Virgin Australia’s frequent flyer program is parting ways with its Velocity Global Wallet product, which currently resides on the reverse side of many Velocity member cards. It leaves travellers with one less way to earn points while shopping in Australia and abroad.
The winding down of Global Wallet will occur over multiple stages. The last day to load funds into your account is 31 December 2020. Then from 1 February 2021, members will no longer be able to earn Velocity Points on purchases. On this date, fees will also apply for:
- withdrawing funds via an ATM (A$2), and
- transferring funds to a nominated bank account (A$10)
This means you should cash out your existing funds before 31 January 2021 if you wish to avoid these new charges.
From 1 August 2021, your Global Wallet account will no longer be available for any transactions. However, you’ll still have online account access to see transaction history and request to have any remaining funds transferred out. After 7 years, unclaimed funds may be transferred to ASIC.
What does this mean for me?
If you’re a regular user of the Velocity Global Wallet card, then it’s best to start shifting any recurring subscriptions and bills you may have onto a different card. Be sure to use up any remaining funds and cash out before 31 January 2021 to avoid any extra fees.
It’s not clear why Velocity is ditching its Global Wallet travel facility, but it could be related to low uptake and decreased demand due to the COVID-19 travel restrictions in place.

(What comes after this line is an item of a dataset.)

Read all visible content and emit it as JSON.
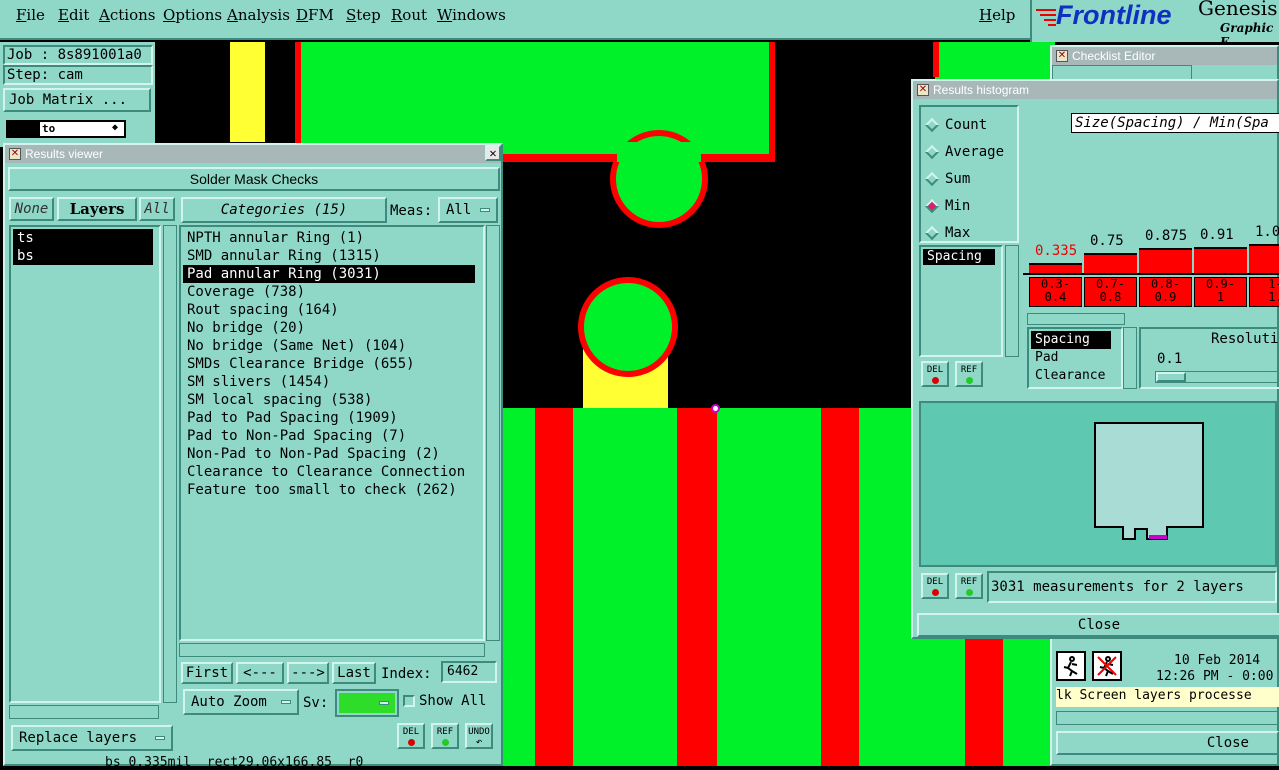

However, there’s no need to actually cut up your Global Wallet card. That’s because it’s also your Velocity membership card, which may be required at certain airports and lounges as proof of membership or status.
If you need to learn more about the changes, check your email for an update from Velocity Frequent Flyer, or browse the Velocity website to read more about the changes
With Velocity moving away from Global Wallet, it leaves Qantas Frequent Flyer as the sole Australian airline program with a prepaid travel card — the Qantas Travel Money Card.
Although prepaid travel money cards can have higher fees and lower exchange rates than other travel products, it can be a convenient way for infrequent travellers to load up on foreign currencies with peace of mind. Ultimately, any move that lowers competition is negative for consumers.
If you’re looking for an alternative product, consider going for a rewards-earning credit card that has zero international transaction fees. Those cards usually use the Visa or Mastercard ‘interchange rate’ which is close to the ‘Google rate’ you’d see when researching.